Phenomenology, as I came to understand it, is less a theory than a discipline of attention. It asks us to consider how places are lived; for example, how light, material, proportion, and sequence shape our experience of being in the world. It is concerned with the felt qualities of environments: the way a room settles us, the way a path reveals or withholds, the way a building participates in the life around it. This emphasis on lived experience provided a conceptual bridge between the philosophy I was studying and the architectural education I was receiving.

Heidegger’s essay Building, Dwelling, Thinking expresses this connection memorably. He suggests that the relationship between building and dwelling is commonly misunderstood. We tend to assume that people construct buildings and then inhabit them. Heidegger proposes the reverse: human beings are dwellers first. Building arises from the human need to dwell in the world.

We do not dwell because we build. We build because we dwell.

For architects, that inversion carries profound implications. If the purpose of building is to support dwelling, then architecture cannot be understood merely as the production of objects. Buildings must instead be seen as places that sustain and enrich human life. In this sense, dwelling is the fit between people, place, and time.

Those early lessons did not announce themselves loudly in my day-to-day work, but over the years, I found that they quietly informed how I assessed projects, made design decisions, and responded to the character of places. The projects that seemed most successful were not necessarily the most visually striking. Nor were they the most technically ambitious. Rather, they were the ones that felt deeply rooted in their surroundings, places where the relationship between building, landscape, and human activity seemed natural and unforced.
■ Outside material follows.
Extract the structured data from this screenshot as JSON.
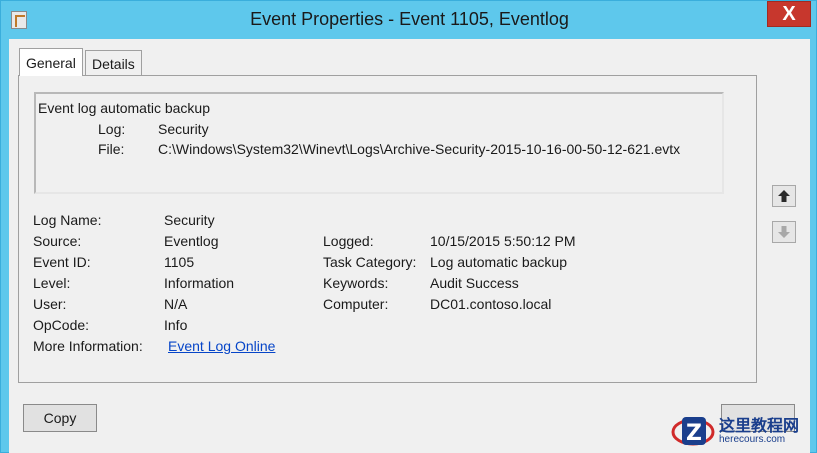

Some architects have shown an especially strong instinct for this deeper purpose. What unites their work is not a recognizable style but a sensitivity to how buildings mediate our experience of place. Frank Lloyd Wright’s best projects grow out of their landscapes. Charles W. Moore—whom I had the good fortune to work alongside in the mid‑1980s—brought an extraordinary attentiveness to memory, ritual, and delight. He created places that were both deeply personal and deeply inhabitable. Even in its playfulness, his work was grounded in a phenomenological understanding of how people live in and move through space. Each, in a different way, begins with dwelling.
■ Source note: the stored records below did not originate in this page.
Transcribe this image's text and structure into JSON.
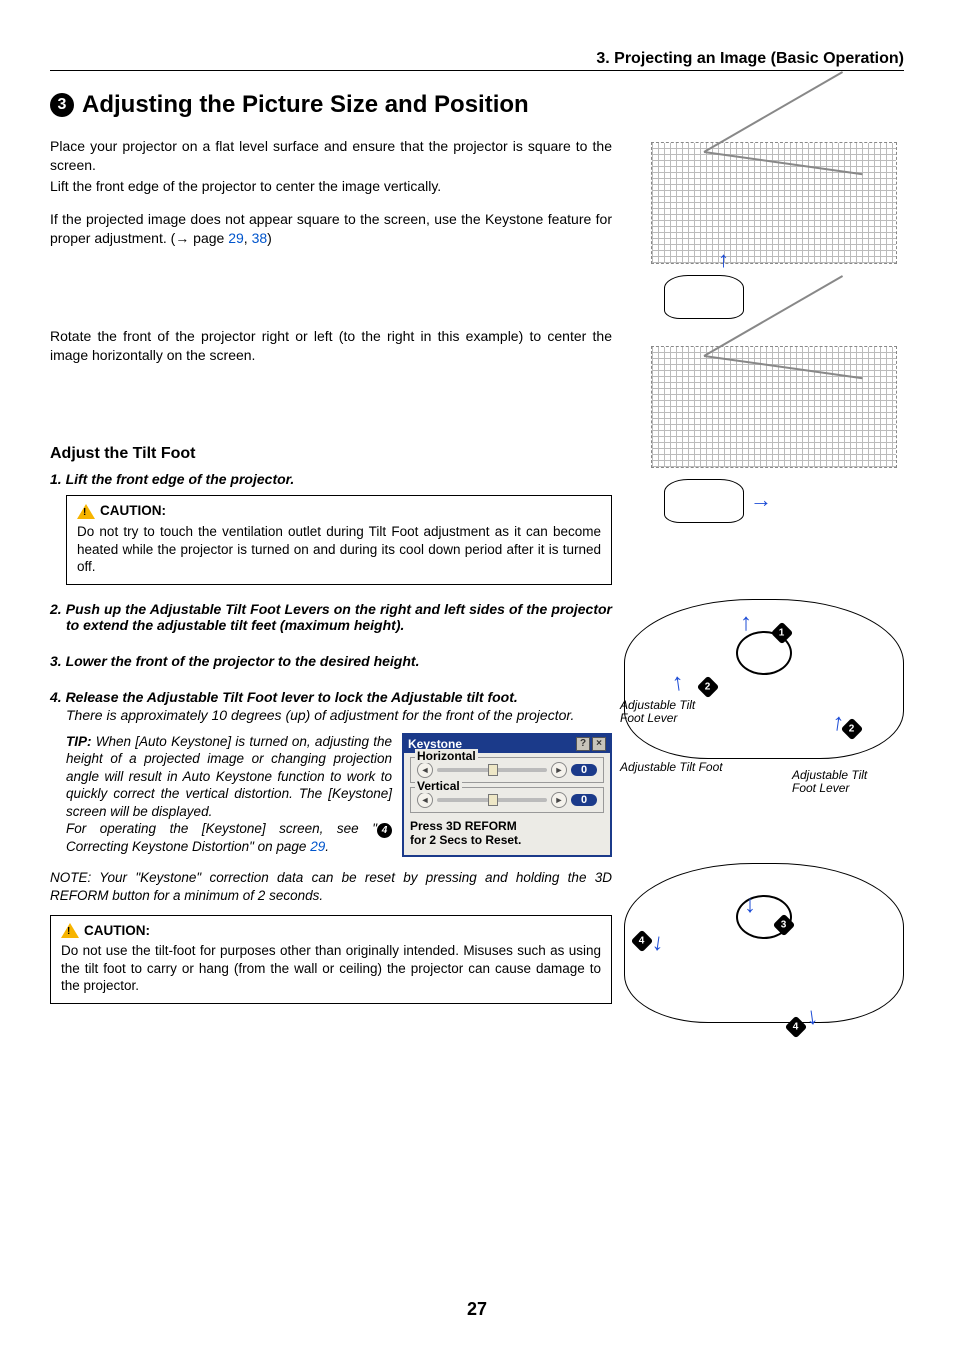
{
  "header": {
    "chapter": "3. Projecting an Image (Basic Operation)"
  },
  "title": {
    "number": "3",
    "text": "Adjusting the Picture Size and Position"
  },
  "intro": {
    "p1": "Place your projector on a flat level surface and ensure that the projector is square to the screen.",
    "p2": "Lift the front edge of the projector to center the image vertically.",
    "p3a": "If the projected image does not appear square to the screen, use the Keystone feature for proper adjustment. (→ page ",
    "link1": "29",
    "comma": ", ",
    "link2": "38",
    "p3b": ")",
    "p4": "Rotate the front of the projector right or left (to the right in this example) to center the image horizontally on the screen."
  },
  "subhead": "Adjust the Tilt Foot",
  "steps": {
    "s1": "1. Lift the front edge of the projector.",
    "caution1_label": "CAUTION:",
    "caution1_body": "Do not try to touch the ventilation outlet during Tilt Foot adjustment as it can become heated while the projector is turned on and during its cool down period after it is turned off.",
    "s2": "2. Push up the Adjustable Tilt Foot Levers on the right and left sides of the projector to extend the adjustable tilt feet (maximum height).",
    "s3": "3. Lower the front of the projector to the desired height.",
    "s4": "4. Release the Adjustable Tilt Foot lever to lock the Adjustable tilt foot.",
    "s4_follow": "There is approximately 10 degrees (up) of adjustment for the front of the projector."
  },
  "tip": {
    "label": "TIP:",
    "body": " When [Auto Keystone] is turned on, adjusting the height of a projected image or changing projection angle will result in Auto Keystone function to work to quickly correct the vertical distortion. The [Keystone] screen will be displayed.",
    "body2a": "For operating the [Keystone] screen, see \"",
    "ref_num": "4",
    "body2b": " Correcting Keystone Distortion\" on page ",
    "ref_page": "29",
    "body2c": "."
  },
  "keystone_panel": {
    "title": "Keystone",
    "h_label": "Horizontal",
    "h_value": "0",
    "v_label": "Vertical",
    "v_value": "0",
    "footer1": "Press 3D REFORM",
    "footer2": "for 2 Secs to Reset."
  },
  "note": "NOTE: Your \"Keystone\" correction data can be reset by pressing and holding the 3D REFORM button for a minimum of 2 seconds.",
  "caution2_label": "CAUTION:",
  "caution2_body": "Do not use the tilt-foot for purposes other than originally intended. Misuses such as using the tilt foot to carry or hang (from the wall or ceiling) the projector can cause damage to the projector.",
  "callouts": {
    "lever1": "Adjustable Tilt Foot Lever",
    "foot": "Adjustable Tilt Foot",
    "lever2": "Adjustable Tilt Foot Lever"
  },
  "page": "27"
}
This emphasis on place is echoed in the writings of Christian Norberg-Schulz, who drew upon Heidegger’s phenomenology to articulate architecture as the creation of meaningful environments. He reminds us that architecture is not simply the assembly of materials, but the cultivation of places in which human life can unfold with coherence and significance.

My own professional path unfolded on a far more modest scale. Most architects spend their careers designing buildings that never appear in architectural surveys or glossy monographs. Yet the same fundamental question remains: does a building support the life that will occur within it? Does it contribute something meaningful to the place where it stands?

These questions gradually led me to appreciate the value of continuity in the built environment. Early in my career, I shared the profession’s typical enthusiasm for new construction. Over time, however, I found that communities responded most strongly to projects that preserved familiar patterns of use and memory, even when the changes were modest. These might take the form of better natural light in a longstanding community hall, improved accessibility in an aging civic building, or refreshed materials in a church sanctuary—interventions that allow the accumulated character of the place to persist and deepen rather than starting anew.

Here again, Heidegger’s thinking resonates. In Building, Dwelling, Thinking, building is not primarily an act of domination or transformation. It is an act of “sparing and preserving,” allowing places to retain their essential qualities even as they evolve.


Looking back, I can see that the philosophical threads introduced during my university years accompanied me throughout my career. The ideas encountered in that existentialism class, the experiential emphasis of professors like Bill Kleinsasser, and the place‑oriented perspectives of thinkers like Heidegger and Norberg-Schulz helped shape how I came to understand architecture—not simply as construction, but as the creation of places where human life can unfold meaningfully.

In the end, that may be the most enduring insight these thinkers offer. Buildings matter not because they stand, but because they help us dwell.